チャイコフスキーの悲愴 バーンスタインの旧盤を聞く
作曲者 : TCHAIKOVSKY, Pyotr Il'yich 1840-1893 露
曲名  : 交響曲 第6番 ロ短調「悲愴」Op.74 (1893)
演奏者 : レナード・バーンスタイン指揮 ニューヨーク・フィルハーモニック
CD番号 : SONY/30DC 355

ずいぶん古いCDで恐縮である。もちろんこのCDはとっくの昔に廃盤であろうが、再発されて今も手にはいるのかどうかはちょっと調べてみたけれど、不明だった。
1964年2月11日ニューヨーク録音のこの録音は、後にグラモフォンに入れ直したものに比べて私ははるかに気に入っている。グラモフォン盤のテンポにちょっとついていけないままである。その内聞き直してみようかと思ってはいるが…。
若いバーンスタインのこの録音。今はお気に入りとなったフォステックスのヘッドフォンで聞いているが、とても良い録音で、解像度も素晴らしい。演奏ノイズ(パート譜をめくる音など)も盛大に入っていることも付記しておく。
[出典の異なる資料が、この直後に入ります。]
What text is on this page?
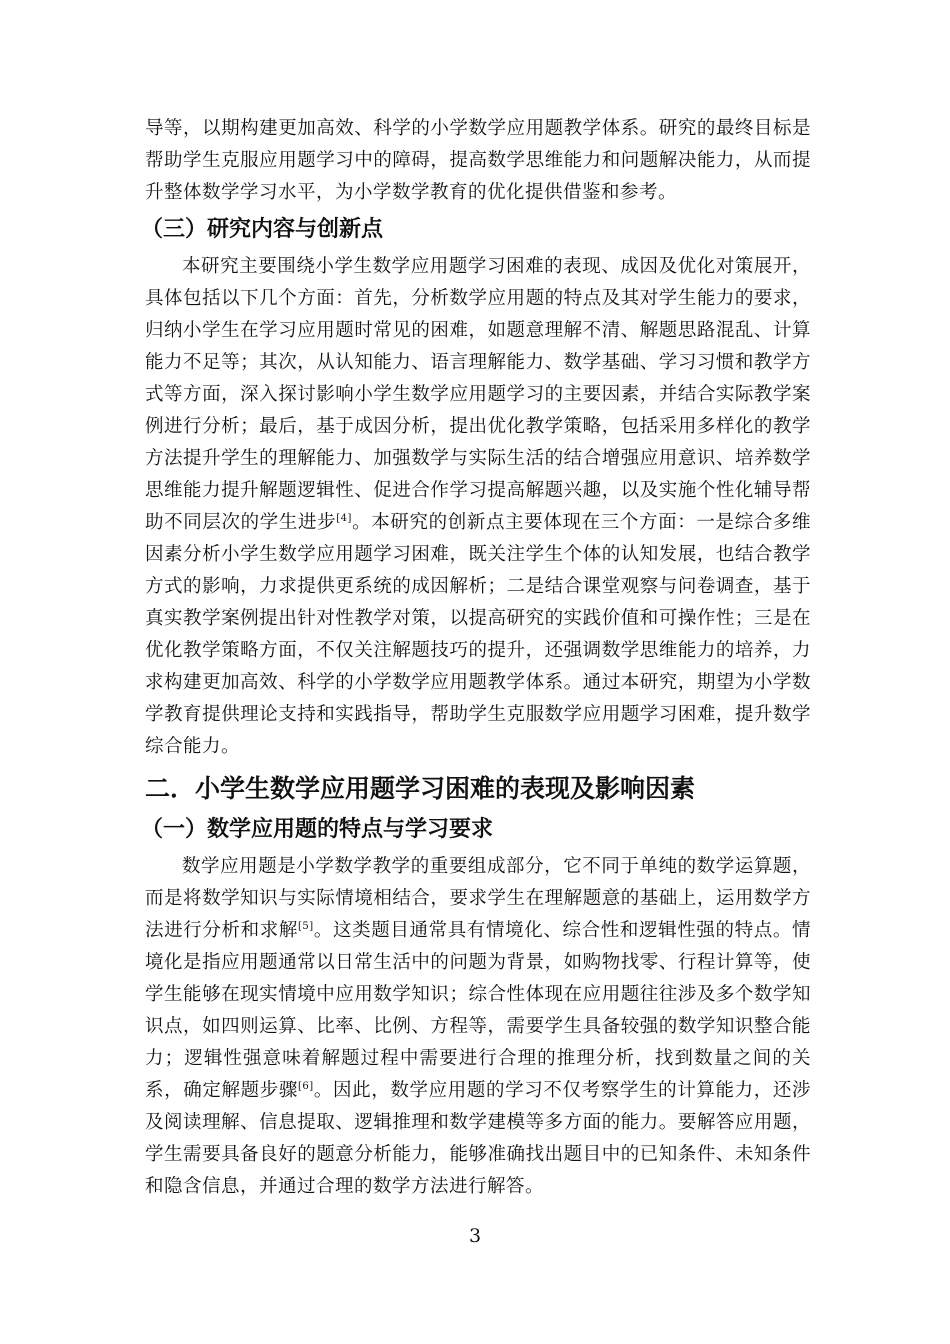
导等，以期构建更加高效、科学的小学数学应用题教学体系。研究的最终目标是帮助学生克服应用题学习中的障碍，提高数学思维能力和问题解决能力，从而提升整体数学学习水平，为小学数学教育的优化提供借鉴和参考。

（三）研究内容与创新点

本研究主要围绕小学生数学应用题学习困难的表现、成因及优化对策展开，具体包括以下几个方面：首先，分析数学应用题的特点及其对学生能力的要求，归纳小学生在学习应用题时常见的困难，如题意理解不清、解题思路混乱、计算能力不足等；其次，从认知能力、语言理解能力、数学基础、学习习惯和教学方式等方面，深入探讨影响小学生数学应用题学习的主要因素，并结合实际教学案例进行分析；最后，基于成因分析，提出优化教学策略，包括采用多样化的教学方法提升学生的理解能力、加强数学与实际生活的结合增强应用意识、培养数学思维能力提升解题逻辑性、促进合作学习提高解题兴趣，以及实施个性化辅导帮助不同层次的学生进步[4]。本研究的创新点主要体现在三个方面：一是综合多维因素分析小学生数学应用题学习困难，既关注学生个体的认知发展，也结合教学方式的影响，力求提供更系统的成因解析；二是结合课堂观察与问卷调查，基于真实教学案例提出针对性教学对策，以提高研究的实践价值和可操作性；三是在优化教学策略方面，不仅关注解题技巧的提升，还强调数学思维能力的培养，力求构建更加高效、科学的小学数学应用题教学体系。通过本研究，期望为小学数学教育提供理论支持和实践指导，帮助学生克服数学应用题学习困难，提升数学综合能力。

二．小学生数学应用题学习困难的表现及影响因素
（一）数学应用题的特点与学习要求

数学应用题是小学数学教学的重要组成部分，它不同于单纯的数学运算题，而是将数学知识与实际情境相结合，要求学生在理解题意的基础上，运用数学方法进行分析和求解[5]。这类题目通常具有情境化、综合性和逻辑性强的特点。情境化是指应用题通常以日常生活中的问题为背景，如购物找零、行程计算等，使学生能够在现实情境中应用数学知识；综合性体现在应用题往往涉及多个数学知识点，如四则运算、比率、比例、方程等，需要学生具备较强的数学知识整合能力；逻辑性强意味着解题过程中需要进行合理的推理分析，找到数量之间的关系，确定解题步骤[6]。因此，数学应用题的学习不仅考察学生的计算能力，还涉及阅读理解、信息提取、逻辑推理和数学建模等多方面的能力。要解答应用题，学生需要具备良好的题意分析能力，能够准确找出题目中的已知条件、未知条件和隐含信息，并通过合理的数学方法进行解答。

3
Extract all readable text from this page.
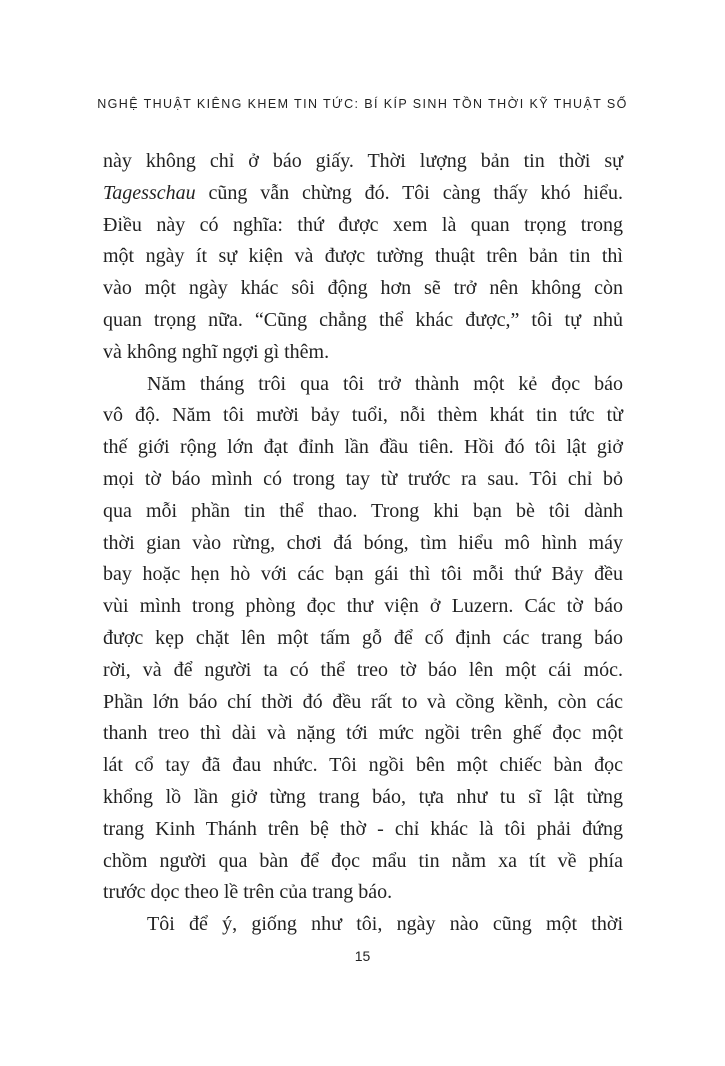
NGHỆ THUẬT KIÊNG KHEM TIN TỨC: BÍ KÍP SINH TỒN THỜI KỸ THUẬT SỐ
này không chỉ ở báo giấy. Thời lượng bản tin thời sự
Tagesschau cũng vẫn chừng đó. Tôi càng thấy khó hiểu.
Điều này có nghĩa: thứ được xem là quan trọng trong
một ngày ít sự kiện và được tường thuật trên bản tin thì
vào một ngày khác sôi động hơn sẽ trở nên không còn
quan trọng nữa. “Cũng chẳng thể khác được,” tôi tự nhủ
và không nghĩ ngợi gì thêm.
Năm tháng trôi qua tôi trở thành một kẻ đọc báo
vô độ. Năm tôi mười bảy tuổi, nỗi thèm khát tin tức từ
thế giới rộng lớn đạt đỉnh lần đầu tiên. Hồi đó tôi lật giở
mọi tờ báo mình có trong tay từ trước ra sau. Tôi chỉ bỏ
qua mỗi phần tin thể thao. Trong khi bạn bè tôi dành
thời gian vào rừng, chơi đá bóng, tìm hiểu mô hình máy
bay hoặc hẹn hò với các bạn gái thì tôi mỗi thứ Bảy đều
vùi mình trong phòng đọc thư viện ở Luzern. Các tờ báo
được kẹp chặt lên một tấm gỗ để cố định các trang báo
rời, và để người ta có thể treo tờ báo lên một cái móc.
Phần lớn báo chí thời đó đều rất to và cồng kềnh, còn các
thanh treo thì dài và nặng tới mức ngồi trên ghế đọc một
lát cổ tay đã đau nhức. Tôi ngồi bên một chiếc bàn đọc
khổng lồ lần giở từng trang báo, tựa như tu sĩ lật từng
trang Kinh Thánh trên bệ thờ - chỉ khác là tôi phải đứng
chồm người qua bàn để đọc mẩu tin nằm xa tít về phía
trước dọc theo lề trên của trang báo.
Tôi để ý, giống như tôi, ngày nào cũng một thời
15
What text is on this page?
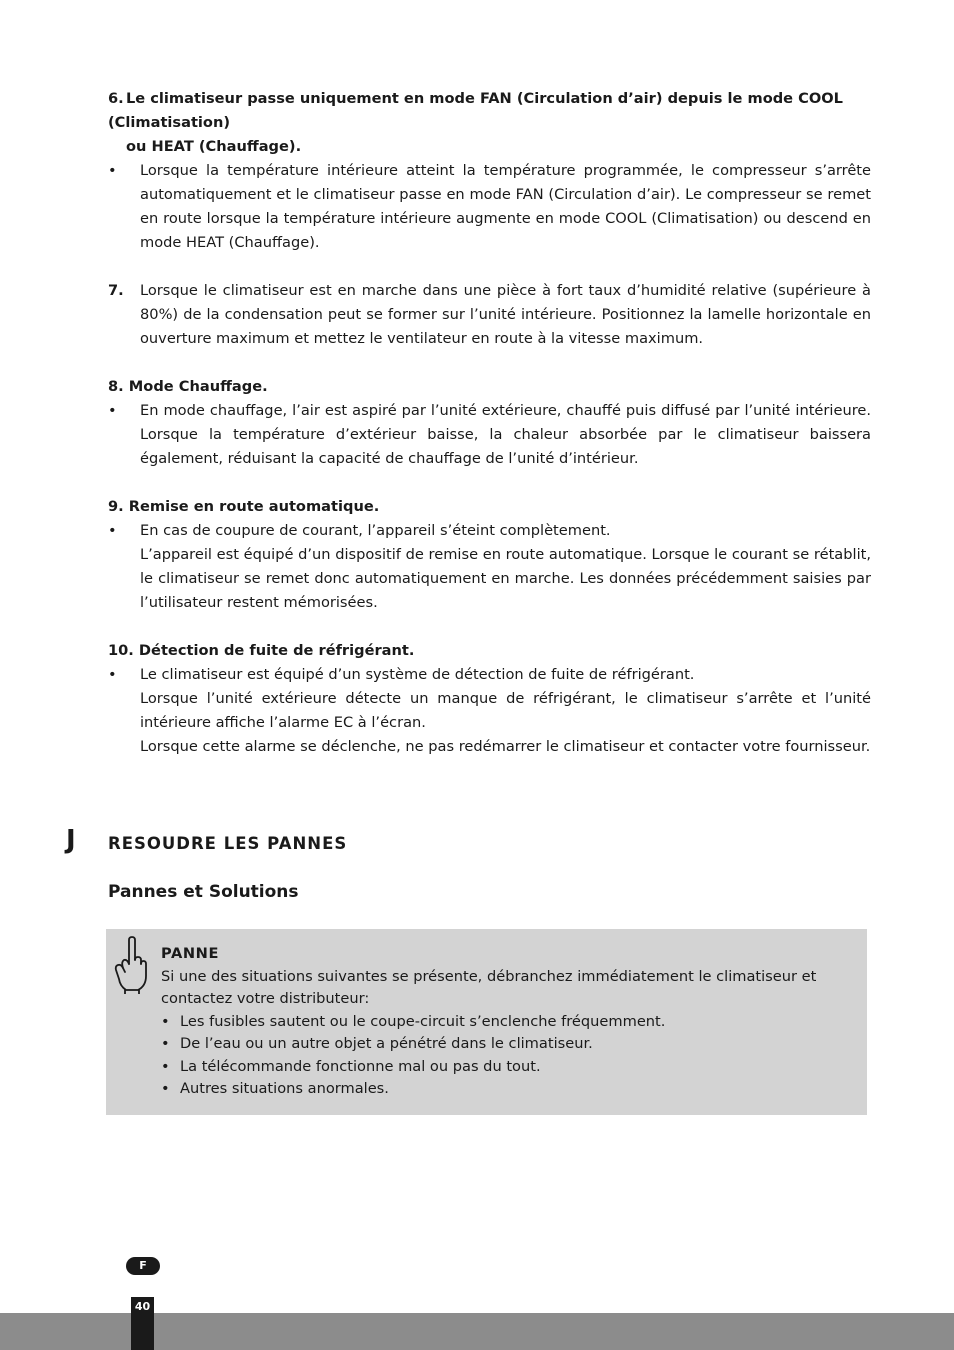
6. Le climatiseur passe uniquement en mode FAN (Circulation d’air) depuis le mode COOL (Climatisation)
ou HEAT (Chauffage).
•	Lorsque la température intérieure atteint la température programmée, le compresseur s’arrête automatiquement et le climatiseur passe en mode FAN (Circulation d’air). Le compresseur se remet en route lorsque la température intérieure augmente en mode COOL (Climatisation) ou descend en mode HEAT (Chauffage).
7.	Lorsque le climatiseur est en marche dans une pièce à fort taux d’humidité relative (supérieure à 80%) de la condensation peut se former sur l’unité intérieure. Positionnez la lamelle horizontale en ouverture maximum et mettez le ventilateur en route à la vitesse maximum.
8. Mode Chauffage.
•	En mode chauffage, l’air est aspiré par l’unité extérieure, chauffé puis diffusé par l’unité intérieure. Lorsque la température d’extérieur baisse, la chaleur absorbée par le climatiseur baissera également, réduisant la capacité de chauffage de l’unité d’intérieur.
9. Remise en route automatique.
•	En cas de coupure de courant, l’appareil s’éteint complètement.
L’appareil est équipé d’un dispositif de remise en route automatique. Lorsque le courant se rétablit, le climatiseur se remet donc automatiquement en marche. Les données précédemment saisies par l’utilisateur restent mémorisées.
10. Détection de fuite de réfrigérant.
•	Le climatiseur est équipé d’un système de détection de fuite de réfrigérant.
Lorsque l’unité extérieure détecte un manque de réfrigérant, le climatiseur s’arrête et l’unité intérieure affiche l’alarme EC à l’écran.
Lorsque cette alarme se déclenche, ne pas redémarrer le climatiseur et contacter votre fournisseur.
J RESOUDRE LES PANNES
Pannes et Solutions
PANNE
Si une des situations suivantes se présente, débranchez immédiatement le climatiseur et contactez votre distributeur:
• Les fusibles sautent ou le coupe-circuit s’enclenche fréquemment.
• De l’eau ou un autre objet a pénétré dans le climatiseur.
• La télécommande fonctionne mal ou pas du tout.
• Autres situations anormales.
F
40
第1楽章からバーンスタインの解釈は奇抜なところは全くなく、正攻法そのものだ。ニューヨーク・フィルハーモニックを存分に鳴らしているが、ロシアのスヴェトラーノフなどの演奏のように沈没しそうなほどのロマンの海に漂うようなところはなく、筋肉質のマッチョなチャイコフスキーとなっている。
だから、第3楽章は最高の出来だし、終楽章もベタベタにならない。ニューヨーク・フィルと言えば、彼以降、ロクな評判を聞かなかったけれど、その時にいつもついて回るのは、個々の奏者のポテンシャルはとても高いのだが…という一節であった。
なるほど、こんな演奏ができるオケなのだということと、バーンスタインというとてつもないスターの後は誰がなっても比べられ、徹底的にけなされるということなのだろう。
そう言えば、未だにスイス・ロマンド管弦楽団にエルネスト・アンセルメの幻を見ようとしているのが日本の音楽ファンではないだろうか?サヴァリッシュやシュタインがあそこのシェフになっていた時代は、滅多に日本に紹介されず、満を持してアルミン・ジョルダンがなった時にマーラーをレパートリーに加えただけで、あーだこーだと言われ、その後任のファビオ・ルイジなども日本公演ではエルネスト・アンセルメで知られているレパートリーをプロモーターから要求されたそうだ。
話が横道に逸れてしまった。

終楽章で彼はホントに男泣きに世界を歌い上げる。迫真の演奏だ。シンフォニックで極めて力強い音楽の運びである。
そして、有名な銅鑼の音の後の静寂に世界は特に印象的。畳みかけるような展開の後だけにその強い対比が胸に突き刺さる。
この頃のバーンスタインの録音ってハズレがないなぁとつくづく思った次第である。